Theyyam is not entertainment or theatre, and may never be performed on a stage, but typically takes place during an annual festival running from end December to May. During festival season the ceremonies start at four in the afternoon and end at around eight the following morning – with the dancer making a number of scheduled appearances throughout that time. It can take up to eight hours to apply the dancer’s elaborate make-up – comprising patterns in yellow (turmeric); red (turmeric with limestone); white (rice powder); and black (burnt chaff from rice fields blended with coconut oil). The dancer typically sleeps throughout the make-up process.

Our visit fell outside of festival season so we saw one of the smaller ceremonies commissioned and funded by private individuals in thanks for the answering of a prayer. Typically prayers are made by women and relate to family matters such as the need to marry off a daughter or to build a new house. We were advised that it might be appropriate for us to to make a donation and although this was in no way obligatory the small temple office was more than equipped to take our money.

The ceremony was attended by maybe 25 local people and half as many Westerners again. In contrast to Hindu ceremonies, where offertories comprise flowers or fruit, the Theyyam ‘god’ is brought gifts of fish and alcohol – typically brandy. The ‘god’ will often take only a small sip of the alcohol himself then hand it back for consumption by the person who donated it as part of their devotion. A huge pile of empties at the back of the temple evidenced quite how devout the local community was.

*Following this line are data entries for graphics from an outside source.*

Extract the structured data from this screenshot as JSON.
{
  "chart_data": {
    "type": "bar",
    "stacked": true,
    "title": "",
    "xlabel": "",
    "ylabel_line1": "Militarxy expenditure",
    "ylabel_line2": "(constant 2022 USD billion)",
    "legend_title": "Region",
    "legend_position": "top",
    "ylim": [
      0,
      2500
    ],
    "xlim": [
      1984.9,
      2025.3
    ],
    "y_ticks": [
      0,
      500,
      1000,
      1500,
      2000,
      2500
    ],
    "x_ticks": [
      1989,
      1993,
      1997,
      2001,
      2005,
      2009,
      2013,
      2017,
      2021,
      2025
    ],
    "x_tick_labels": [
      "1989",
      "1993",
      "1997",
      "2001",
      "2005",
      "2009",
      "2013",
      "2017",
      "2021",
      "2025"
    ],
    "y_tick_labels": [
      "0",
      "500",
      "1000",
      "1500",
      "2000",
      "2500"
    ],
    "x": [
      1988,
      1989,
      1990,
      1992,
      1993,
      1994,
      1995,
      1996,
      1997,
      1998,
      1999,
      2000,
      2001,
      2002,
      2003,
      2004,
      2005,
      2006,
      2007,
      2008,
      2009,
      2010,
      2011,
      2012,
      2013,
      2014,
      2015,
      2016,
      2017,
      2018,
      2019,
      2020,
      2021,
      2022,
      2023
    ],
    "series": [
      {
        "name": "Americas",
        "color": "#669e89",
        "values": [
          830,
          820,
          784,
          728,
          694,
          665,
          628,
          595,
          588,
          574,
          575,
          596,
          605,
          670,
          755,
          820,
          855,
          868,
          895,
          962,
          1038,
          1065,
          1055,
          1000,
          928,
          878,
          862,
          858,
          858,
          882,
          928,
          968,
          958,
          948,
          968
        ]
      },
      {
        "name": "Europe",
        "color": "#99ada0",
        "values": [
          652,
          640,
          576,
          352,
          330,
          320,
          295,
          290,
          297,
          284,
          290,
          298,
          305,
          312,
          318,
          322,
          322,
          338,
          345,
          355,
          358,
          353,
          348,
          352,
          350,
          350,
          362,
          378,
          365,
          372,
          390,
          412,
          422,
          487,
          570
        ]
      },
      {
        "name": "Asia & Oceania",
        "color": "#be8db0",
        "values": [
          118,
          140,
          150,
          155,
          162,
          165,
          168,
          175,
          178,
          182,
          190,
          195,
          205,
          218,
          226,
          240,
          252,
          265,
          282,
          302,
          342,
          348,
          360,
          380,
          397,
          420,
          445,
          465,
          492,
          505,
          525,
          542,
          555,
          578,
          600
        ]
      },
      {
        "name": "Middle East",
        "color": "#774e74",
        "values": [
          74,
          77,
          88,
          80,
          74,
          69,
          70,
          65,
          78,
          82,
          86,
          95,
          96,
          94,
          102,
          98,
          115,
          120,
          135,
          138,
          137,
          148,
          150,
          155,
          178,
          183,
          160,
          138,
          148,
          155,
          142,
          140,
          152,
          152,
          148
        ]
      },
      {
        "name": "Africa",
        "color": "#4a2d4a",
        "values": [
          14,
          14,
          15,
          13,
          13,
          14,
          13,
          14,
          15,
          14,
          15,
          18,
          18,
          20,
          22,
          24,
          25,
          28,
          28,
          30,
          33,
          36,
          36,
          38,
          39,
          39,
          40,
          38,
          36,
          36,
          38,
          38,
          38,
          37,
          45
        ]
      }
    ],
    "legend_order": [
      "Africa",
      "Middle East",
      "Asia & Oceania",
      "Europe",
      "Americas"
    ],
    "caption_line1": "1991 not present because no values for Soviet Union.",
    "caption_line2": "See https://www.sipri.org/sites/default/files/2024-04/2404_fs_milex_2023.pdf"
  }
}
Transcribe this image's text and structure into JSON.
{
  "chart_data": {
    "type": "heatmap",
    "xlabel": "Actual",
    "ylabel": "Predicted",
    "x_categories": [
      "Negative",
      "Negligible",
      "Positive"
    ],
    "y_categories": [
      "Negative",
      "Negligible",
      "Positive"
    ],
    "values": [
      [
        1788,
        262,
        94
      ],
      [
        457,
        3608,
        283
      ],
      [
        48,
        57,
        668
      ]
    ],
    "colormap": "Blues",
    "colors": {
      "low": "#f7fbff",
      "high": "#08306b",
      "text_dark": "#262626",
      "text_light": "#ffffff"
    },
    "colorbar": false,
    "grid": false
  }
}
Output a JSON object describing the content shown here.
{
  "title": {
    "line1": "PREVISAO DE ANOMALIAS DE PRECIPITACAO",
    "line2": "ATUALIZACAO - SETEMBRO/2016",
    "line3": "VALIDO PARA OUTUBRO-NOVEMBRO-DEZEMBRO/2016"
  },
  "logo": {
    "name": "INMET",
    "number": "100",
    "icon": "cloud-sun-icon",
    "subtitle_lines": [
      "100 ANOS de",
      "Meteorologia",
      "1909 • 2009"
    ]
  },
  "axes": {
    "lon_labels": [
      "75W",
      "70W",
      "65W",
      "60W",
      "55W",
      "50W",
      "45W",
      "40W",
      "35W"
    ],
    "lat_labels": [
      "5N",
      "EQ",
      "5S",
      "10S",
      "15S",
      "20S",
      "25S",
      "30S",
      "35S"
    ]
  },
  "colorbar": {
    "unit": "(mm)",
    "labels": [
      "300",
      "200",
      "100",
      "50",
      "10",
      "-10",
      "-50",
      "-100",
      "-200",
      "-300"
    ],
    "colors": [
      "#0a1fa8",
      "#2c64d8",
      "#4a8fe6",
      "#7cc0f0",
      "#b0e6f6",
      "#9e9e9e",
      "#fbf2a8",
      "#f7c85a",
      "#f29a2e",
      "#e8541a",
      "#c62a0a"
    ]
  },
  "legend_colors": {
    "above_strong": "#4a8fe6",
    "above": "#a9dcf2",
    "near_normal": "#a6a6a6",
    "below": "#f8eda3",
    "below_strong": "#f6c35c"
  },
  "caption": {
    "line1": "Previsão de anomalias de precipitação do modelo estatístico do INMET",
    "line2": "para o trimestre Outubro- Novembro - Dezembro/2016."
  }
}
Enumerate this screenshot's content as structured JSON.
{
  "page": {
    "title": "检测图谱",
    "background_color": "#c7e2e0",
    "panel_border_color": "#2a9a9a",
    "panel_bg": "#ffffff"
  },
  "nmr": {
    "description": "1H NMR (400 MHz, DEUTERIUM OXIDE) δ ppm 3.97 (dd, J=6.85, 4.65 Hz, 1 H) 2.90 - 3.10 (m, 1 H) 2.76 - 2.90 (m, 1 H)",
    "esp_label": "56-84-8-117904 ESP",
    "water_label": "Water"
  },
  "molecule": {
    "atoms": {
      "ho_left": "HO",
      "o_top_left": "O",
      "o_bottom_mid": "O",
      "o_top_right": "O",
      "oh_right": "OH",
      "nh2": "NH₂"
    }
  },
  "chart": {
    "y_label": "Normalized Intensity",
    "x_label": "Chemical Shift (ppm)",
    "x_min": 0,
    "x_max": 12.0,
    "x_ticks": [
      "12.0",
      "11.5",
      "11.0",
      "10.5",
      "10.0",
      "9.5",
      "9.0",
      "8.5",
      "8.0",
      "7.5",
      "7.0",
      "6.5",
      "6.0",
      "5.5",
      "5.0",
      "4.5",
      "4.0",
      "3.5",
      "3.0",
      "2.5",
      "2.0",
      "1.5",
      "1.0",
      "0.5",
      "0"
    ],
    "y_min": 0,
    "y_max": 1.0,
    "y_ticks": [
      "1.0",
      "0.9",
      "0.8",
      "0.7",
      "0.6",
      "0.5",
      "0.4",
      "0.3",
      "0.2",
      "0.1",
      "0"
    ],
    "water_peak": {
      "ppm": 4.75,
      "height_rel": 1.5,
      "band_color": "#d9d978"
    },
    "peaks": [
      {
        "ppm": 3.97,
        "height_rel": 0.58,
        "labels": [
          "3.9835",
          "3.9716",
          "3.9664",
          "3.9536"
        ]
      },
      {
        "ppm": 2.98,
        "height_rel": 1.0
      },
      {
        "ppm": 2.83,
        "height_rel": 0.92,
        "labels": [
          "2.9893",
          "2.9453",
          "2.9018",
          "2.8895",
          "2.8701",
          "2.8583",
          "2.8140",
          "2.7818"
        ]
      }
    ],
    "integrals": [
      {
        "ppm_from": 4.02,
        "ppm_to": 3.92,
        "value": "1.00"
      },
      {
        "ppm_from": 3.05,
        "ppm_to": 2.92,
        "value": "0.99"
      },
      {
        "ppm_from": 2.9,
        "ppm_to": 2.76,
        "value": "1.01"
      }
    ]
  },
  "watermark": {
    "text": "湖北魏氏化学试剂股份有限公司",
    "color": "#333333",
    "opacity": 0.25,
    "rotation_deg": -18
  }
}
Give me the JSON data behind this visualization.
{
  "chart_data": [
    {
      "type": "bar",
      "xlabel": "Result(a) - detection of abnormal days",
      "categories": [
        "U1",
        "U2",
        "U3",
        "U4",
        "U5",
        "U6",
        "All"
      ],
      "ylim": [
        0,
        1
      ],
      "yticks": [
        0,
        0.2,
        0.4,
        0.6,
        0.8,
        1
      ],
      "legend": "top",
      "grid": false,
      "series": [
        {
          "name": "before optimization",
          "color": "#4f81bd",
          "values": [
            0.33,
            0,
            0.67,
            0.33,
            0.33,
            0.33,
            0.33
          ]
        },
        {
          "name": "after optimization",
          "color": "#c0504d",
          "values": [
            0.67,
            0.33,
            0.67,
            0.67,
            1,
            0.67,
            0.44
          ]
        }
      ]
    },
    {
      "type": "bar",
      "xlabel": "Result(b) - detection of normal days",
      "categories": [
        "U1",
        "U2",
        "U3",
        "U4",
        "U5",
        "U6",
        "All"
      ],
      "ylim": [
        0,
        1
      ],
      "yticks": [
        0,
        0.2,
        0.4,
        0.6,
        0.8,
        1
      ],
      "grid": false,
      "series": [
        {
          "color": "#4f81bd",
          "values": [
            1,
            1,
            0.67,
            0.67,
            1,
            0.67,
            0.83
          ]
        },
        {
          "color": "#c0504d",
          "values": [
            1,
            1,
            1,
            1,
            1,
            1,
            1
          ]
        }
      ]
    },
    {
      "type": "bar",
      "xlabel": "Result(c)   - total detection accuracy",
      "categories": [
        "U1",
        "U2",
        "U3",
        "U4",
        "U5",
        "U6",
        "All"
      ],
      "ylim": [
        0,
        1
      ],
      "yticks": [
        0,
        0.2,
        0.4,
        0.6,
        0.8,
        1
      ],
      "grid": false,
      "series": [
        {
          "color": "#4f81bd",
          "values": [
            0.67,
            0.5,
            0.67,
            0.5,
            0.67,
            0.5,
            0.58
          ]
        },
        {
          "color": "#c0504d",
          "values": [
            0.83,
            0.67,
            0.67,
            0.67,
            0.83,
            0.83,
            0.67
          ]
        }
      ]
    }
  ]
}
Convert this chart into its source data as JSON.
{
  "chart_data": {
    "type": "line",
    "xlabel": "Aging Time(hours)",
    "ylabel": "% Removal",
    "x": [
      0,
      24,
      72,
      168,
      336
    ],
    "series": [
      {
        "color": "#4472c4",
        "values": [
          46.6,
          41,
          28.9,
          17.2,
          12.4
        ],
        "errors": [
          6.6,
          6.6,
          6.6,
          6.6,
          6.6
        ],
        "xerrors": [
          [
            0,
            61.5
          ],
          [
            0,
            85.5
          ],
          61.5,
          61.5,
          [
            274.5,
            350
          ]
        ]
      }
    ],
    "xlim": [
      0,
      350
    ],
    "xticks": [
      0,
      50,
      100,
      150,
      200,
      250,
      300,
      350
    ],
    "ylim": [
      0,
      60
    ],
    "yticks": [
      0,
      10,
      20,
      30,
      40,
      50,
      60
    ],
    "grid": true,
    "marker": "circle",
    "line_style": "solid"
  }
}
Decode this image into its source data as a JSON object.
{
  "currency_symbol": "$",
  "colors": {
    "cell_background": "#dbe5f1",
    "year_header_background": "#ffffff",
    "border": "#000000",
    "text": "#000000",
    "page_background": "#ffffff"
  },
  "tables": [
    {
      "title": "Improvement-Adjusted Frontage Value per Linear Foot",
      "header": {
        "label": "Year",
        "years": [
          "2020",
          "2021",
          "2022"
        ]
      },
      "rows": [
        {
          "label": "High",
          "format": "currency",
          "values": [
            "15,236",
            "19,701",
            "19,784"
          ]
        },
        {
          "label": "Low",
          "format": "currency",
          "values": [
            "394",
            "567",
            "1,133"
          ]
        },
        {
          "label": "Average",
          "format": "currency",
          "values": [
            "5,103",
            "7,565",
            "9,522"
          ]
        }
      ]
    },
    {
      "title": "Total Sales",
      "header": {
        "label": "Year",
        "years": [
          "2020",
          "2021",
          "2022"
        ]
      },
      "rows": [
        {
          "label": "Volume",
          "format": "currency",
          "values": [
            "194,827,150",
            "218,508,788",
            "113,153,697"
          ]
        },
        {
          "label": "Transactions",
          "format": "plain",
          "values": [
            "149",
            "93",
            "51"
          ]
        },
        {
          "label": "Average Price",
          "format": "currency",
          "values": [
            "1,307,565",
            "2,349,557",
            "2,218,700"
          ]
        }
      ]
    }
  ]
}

Drummers signalled the start of the ceremony – with such ferocity that I worried about slight tinnitus for the rest of the evening. The dance featured the son of Shiva (born of Shiva and a Brahman but banished from the Brahman community and forced to live the life of a hunter). It lasted about an hour. Although the trance-like state required for the god to enter the dancer’s body was less than evident, the dancer and those supporting him displayed a precision of gesture that was captivating to watch. After the dance there were several hours of blessings. I am always unsure whether or not to move forward at such points. Is a matter of courtesy to do so or is it hypocrisy to imply a level of spiritual engagement that just isn’t there? Tonight I took the latter view, hailed a rickshaw and made my way back to the homestay.